Scientists have been working for more than 50 years to make controlled fusion a reality. Unlike nuclear fission, which makes energy from the crushing of very large atomic nuclei, nuclear fusion could produce even more energy by joining very small nuclei together.
The fusion process generates much less radioactive waste than fission and the neutron-rich hydrogen it uses to fuel it is relatively easy to obtain.
The same process empowers stars as The sun, which is why controlled fusion is likened to a “star in a jar”. but because too high a pressure on a star’s heart is not possible Earththe fusion reactions below require temperatures higher than the sun to operate.
The temperature inside the TCV tokamakfor example, it can be over 216 million degrees Fahrenheit (120 million degrees Celsius) – almost 10 times the temperature of the sun’s fusion core, which is about 27 million F (15 million C).

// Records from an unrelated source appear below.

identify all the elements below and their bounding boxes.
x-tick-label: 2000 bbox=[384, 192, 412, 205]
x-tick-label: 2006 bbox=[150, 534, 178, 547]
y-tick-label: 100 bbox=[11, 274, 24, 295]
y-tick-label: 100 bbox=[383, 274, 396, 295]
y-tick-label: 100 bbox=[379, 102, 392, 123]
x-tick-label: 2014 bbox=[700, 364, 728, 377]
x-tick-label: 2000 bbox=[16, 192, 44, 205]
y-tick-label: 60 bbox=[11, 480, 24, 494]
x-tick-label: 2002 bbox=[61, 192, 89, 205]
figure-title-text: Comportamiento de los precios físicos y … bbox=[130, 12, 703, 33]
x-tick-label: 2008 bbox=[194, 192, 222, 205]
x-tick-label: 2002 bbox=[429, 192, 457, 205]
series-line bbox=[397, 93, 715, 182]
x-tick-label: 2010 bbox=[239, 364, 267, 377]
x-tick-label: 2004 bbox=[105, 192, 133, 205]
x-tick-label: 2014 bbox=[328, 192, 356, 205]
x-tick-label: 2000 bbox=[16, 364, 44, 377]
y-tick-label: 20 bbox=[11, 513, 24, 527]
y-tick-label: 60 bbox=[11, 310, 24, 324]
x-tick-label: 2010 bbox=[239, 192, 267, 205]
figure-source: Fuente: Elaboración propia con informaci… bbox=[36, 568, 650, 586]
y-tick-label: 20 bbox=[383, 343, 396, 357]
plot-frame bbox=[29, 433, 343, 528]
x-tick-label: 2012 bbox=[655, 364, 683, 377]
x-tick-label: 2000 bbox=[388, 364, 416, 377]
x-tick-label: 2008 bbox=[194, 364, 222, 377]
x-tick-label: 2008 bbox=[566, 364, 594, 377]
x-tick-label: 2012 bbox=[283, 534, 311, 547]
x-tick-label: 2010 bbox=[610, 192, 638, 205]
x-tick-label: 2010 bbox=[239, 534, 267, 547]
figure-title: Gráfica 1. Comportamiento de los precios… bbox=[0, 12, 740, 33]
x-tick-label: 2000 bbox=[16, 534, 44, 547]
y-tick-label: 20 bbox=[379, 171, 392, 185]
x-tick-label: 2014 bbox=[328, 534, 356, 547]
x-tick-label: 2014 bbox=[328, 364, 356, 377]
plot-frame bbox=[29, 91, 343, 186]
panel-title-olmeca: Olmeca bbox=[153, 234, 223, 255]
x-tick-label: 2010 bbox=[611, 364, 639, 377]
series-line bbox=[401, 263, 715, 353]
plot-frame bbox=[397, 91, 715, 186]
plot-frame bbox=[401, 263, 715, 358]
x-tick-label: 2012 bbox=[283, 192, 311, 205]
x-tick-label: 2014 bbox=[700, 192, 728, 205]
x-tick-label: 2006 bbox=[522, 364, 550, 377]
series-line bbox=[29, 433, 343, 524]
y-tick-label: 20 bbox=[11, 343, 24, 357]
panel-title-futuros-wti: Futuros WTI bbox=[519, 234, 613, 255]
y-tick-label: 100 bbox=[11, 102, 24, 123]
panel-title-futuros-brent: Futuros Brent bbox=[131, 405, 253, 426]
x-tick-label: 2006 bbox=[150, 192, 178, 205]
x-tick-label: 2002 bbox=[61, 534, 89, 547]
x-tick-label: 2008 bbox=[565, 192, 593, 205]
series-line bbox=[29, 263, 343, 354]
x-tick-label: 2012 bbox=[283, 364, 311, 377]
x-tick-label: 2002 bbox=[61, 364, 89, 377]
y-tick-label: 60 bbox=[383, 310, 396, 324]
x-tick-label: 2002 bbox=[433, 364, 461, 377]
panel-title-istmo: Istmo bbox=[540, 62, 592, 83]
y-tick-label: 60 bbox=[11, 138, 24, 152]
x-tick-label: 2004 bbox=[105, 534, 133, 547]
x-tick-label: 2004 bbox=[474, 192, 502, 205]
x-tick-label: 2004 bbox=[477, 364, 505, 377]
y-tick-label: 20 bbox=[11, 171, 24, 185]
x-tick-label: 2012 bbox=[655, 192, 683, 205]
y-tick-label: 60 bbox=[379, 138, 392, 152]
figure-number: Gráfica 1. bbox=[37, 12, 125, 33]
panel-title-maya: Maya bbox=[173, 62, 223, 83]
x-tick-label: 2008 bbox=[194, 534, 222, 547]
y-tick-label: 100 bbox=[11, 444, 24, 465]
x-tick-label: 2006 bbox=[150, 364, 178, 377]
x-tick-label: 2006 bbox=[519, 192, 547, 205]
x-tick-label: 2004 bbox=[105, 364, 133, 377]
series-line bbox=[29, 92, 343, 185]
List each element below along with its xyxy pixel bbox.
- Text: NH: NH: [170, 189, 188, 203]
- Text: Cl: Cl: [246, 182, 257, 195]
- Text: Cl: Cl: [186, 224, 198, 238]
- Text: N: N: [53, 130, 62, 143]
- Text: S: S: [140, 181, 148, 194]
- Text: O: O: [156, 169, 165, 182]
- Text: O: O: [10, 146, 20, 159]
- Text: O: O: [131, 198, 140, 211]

Several fusion energy projects are now at an advanced stage, and some researchers believe the first tokamak to generate electricity for the grid could be operational by 2030previously reported by Live Science.
More than 30 governments around the world are also funding ITER tokamak (“Iter” means “road” in Latin) which is set to produce its first experimental creatures in 2025.
ITER, however, is not designed to generate electricity. but ITER-based tokamaks, called DEMO reactors, are being designed now and could be operational by 2051.
Plasma problems
At the heart of the new calculations is the Greenwald boundary, named after MIT physicist Martin Greenwald, who set the limit in 1988.
The researchers were trying to figure out why their fused plasma became virtually uncontrollable (it expanded beyond the magnetic fields contained in the tokamak chamber) when they increased the fuel density beyond a certain point and Greenwald drew an experimental limit based on tokamak’s small radius (the size of the donut’s inner circle) and the amount of electricity passing through the plasma.
Although scientists have long suspected that the Greenwald limit could be improved, it has been a fundamental rule of fusion research for more than 30 years, Ricci said. For example, it is a guiding principle of ITER design.
The latest study, however, extends to both the experiments and the theory used by Greenwald to derive its limit, resulting in a much higher fuel density limit that will increase the capacity of ITER and affect the designs of DEMO reactors that they will follow. he said.
The key was to discover that a plasma could maintain a higher fuel density as the output power of a fusion reaction increased, he said.
It is not yet possible to know how such a large increase in fuel density will affect the output power of tokamaks, Ricci said, but it is likely to be significant. and research shows that higher fuel density will make fusion reactors easier to operate.
“It makes it easier to achieve safe, sustainable fusion conditions,” he said. “It allows you to get to the mode you want, so that the fusion reactor can work properly.”